Always use a medium or coarse grit Sanding Disc at the slowest RPM.
Lessen the pressure and actual time of the grinding as you work the bevel down to the cutting edge of the steel. Some craftsmen avoid grinding to the extreme edge, choosing instead to hone it with a benchstone only.
If you'd prefer to try and make your own shop-built Jig, just follow the plans shown in Figure 2. The dimensions on the example Jig are for grinding a 30-degree cutting edge (15-degrees on each side of the bevel) with a 15-degree Skew angle. You'll have to make a different block to suit each bevel angle you're after. Just remember,
it must be a Jig with two separate positions for grinding both sides of the Skew.

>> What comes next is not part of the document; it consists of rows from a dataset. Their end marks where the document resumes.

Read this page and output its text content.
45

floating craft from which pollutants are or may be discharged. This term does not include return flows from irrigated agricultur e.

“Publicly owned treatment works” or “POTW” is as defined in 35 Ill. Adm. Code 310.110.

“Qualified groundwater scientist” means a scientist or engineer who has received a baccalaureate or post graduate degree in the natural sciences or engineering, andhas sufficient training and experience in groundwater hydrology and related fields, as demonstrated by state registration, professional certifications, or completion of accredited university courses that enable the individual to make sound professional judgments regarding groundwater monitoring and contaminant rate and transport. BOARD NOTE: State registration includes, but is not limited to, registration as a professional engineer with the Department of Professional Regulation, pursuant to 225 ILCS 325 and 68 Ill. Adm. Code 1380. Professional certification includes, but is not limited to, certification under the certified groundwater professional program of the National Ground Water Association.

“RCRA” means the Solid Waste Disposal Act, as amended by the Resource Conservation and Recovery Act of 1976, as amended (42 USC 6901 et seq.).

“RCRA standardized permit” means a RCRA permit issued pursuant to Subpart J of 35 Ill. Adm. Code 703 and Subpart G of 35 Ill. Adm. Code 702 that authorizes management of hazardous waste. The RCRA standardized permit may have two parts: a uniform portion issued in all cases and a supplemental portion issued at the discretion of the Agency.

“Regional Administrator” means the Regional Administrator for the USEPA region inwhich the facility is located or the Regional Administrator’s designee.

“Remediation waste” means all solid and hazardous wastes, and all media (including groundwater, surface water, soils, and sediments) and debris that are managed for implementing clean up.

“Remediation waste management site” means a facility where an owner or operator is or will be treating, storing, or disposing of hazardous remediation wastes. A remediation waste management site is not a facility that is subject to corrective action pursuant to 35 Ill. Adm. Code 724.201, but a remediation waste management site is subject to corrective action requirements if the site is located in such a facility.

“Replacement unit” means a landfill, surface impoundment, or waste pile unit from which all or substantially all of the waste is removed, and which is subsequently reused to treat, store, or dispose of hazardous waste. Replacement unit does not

When using the Jig, be sure to mount it securely to an auxiliary Miter Gauge Extension Face. Then clamp the entire assembly to the Worktable and position the Table with its edge 2" to 3" away from the face of the Sanding Disc...so the Skew's long handle will clear everything during grinding (See Figs. 3 & 4).
Fig. 3 Grinding first side of 1" Skew. Jig clamped and extended so Skew handle clears edge of Worktable. Feed toll toward Disc slowly and firmly.
Fig. 4 Grinding second side of 1" Skew. Adjust clamping jig so that you use the Disc Sander surface equally. Avoid overheating tool steel by backing tool off Disc frequently and dipping in water.
A simple Jig for the 1" and 3/8" Gouge can be made from a 2" x 4", cut at a 30-degree angle (providing that's the bevel angle you want). Clamp it to your Miter Gauge Face and the Worktable with a 3/4" thick piece of scrap stock underneath the Jig. This scrap stock should extend enough to hold the Gouge handle and ferrule off the surface of the Worktable during grinding.
Fig. 5 Grinding Gouge. For this first step in a two-step procedure, firmly and slowly push the tool into the Disc with clockwise rotation following angle of jig and traveling through half of the Gouge bevel contour.
Be sure to do your grinding on the upper portion of your Sanding Disc (See Fig 5).
Use a two-step procedure: With the concave side of the Gouge flat down on the Worktable, hold it firmly with both hands and push it in, making contact with the Sanding Disc the entire time. Rotate the tool smoothly in a clockwise motion around half its contour. To hone out the grinding scratches, hold the Chisel steady on the edge of wide piece of scrap stock clamped in a bench vise.
Fig. 6 Honing Lathe Chisels. Lubricate the benchstone and rub it on the Chisel bevel as you hold the tool steady.
Rub a benchstone across its bevel as shown in Fig 6. You might be surprised by the control this method provides. When doing Gouges, use a Curved Gouge Slipstone.